ESPN Praised For Coverage Of Bin Laden News During "Sunday Night Baseball"
ESPN did its "journalistic duty late Sunday, slowly, carefully and with a minimum of emotional flourish informing viewers during the Mets-Phillies game that Osama bin Laden was dead," according to Neil Best of NEWSDAY. ESPN play-by-play announcer Dan Shulman "shared the news after the bottom of the eighth inning, with the score tied at 1, after a text message that analyst Bobby Valentine had shown him was confirmed" by ABC News. ESPN VP/Production Mike McQuade said, "We were reacting to the news in front of us. So we were cautious. But we weren't going to avoid the story, either." Best notes it was not until Valentine "noted the chants of 'U-S-A' that the announcers focused on the larger implications," but "even then, their approach was low-key." ESPN's handling of the news was a "just-the-facts approach, a far cry from the emotional delivery of Howard Cosell under similar circumstances in 1980," when he told "Monday Night Football" viewers about John Lennon's death (NEWSDAY, 5/3).
BREAKING THE NEWS: Shulman said after learning of bin Laden's death from Valentine's text, "I talked to the producer in the truck and asked if they knew what was going on. Or maybe they asked me. I couldn't just say something on-air because of a text, I needed corroboration. It all happened in about 30 seconds" (USATODAY.com, 5/2). Shulman added, "What happened Sunday night is not in the play-by-play handbook. I'm talking to guys in the truck, finding out what they knew, whether they wanted me to say something. I'd talk to them for three, four seconds, come back, call a pitch, come back, call a pitch. I couldn't have imagined having this situation and in my mind. I was very conscious of not wanting to say the wrong thing" (L.A. TIMES, 5/3). Valentine revealed that when McQuade and fellow ESPN Producer Tom Archer "initially went to him, he declined" to address bin Laden's death live during the broadcast because he "was not prepared emotionally to talk about it." Valentine: "When I heard it was confirmed, I got choked up. Tom Archer asked me how I was doing to get on and I didn't think I would be presentable." NEWSDAY's Best notes Valentine is "closely associated with the aftermath of the Sept. 11, 2001, attacks, when he was manager of the Mets and slept at Shea Stadium for several days helping with relief efforts." Valentine said that ESPN staffers "in the production truck told him he didn't look quite ready to go on camera," even after the 14th inning (NEWSDAY, 5/3).

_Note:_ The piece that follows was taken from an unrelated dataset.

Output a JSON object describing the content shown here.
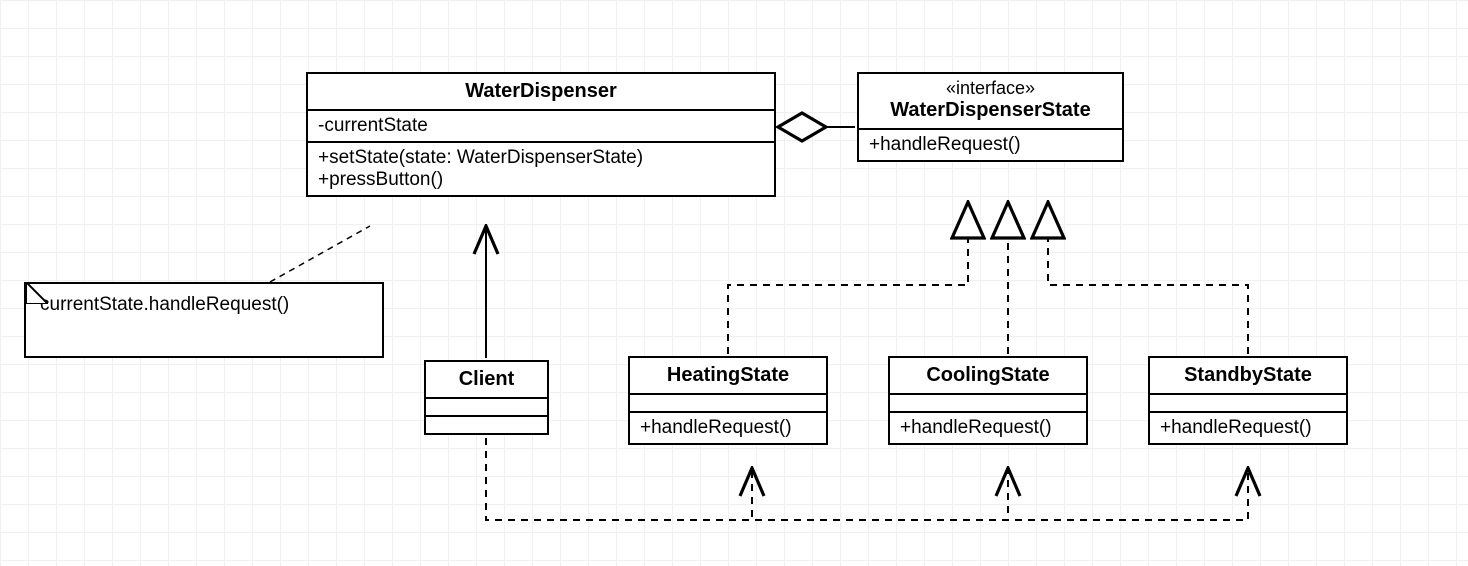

TRYING TO FIND THE RIGHT BALANCE: The WALL STREET JOURNAL's Jason Gay notes Mets radio announcer Howie Rose "felt comfortable enough to go on the air with the news during the top of the ninth inning." Rose, working with partner Wayne Hagin, "didn't want to say anything on-air until they knew for sure." After announcing a strike call on air, Rose said, "This is becoming an almost surreal evening." Gay notes the "juxtaposition was bizarre." Rose recalls, "We had two wildly unrelated scenarios" (WALL STREET JOURNAL, 5/3).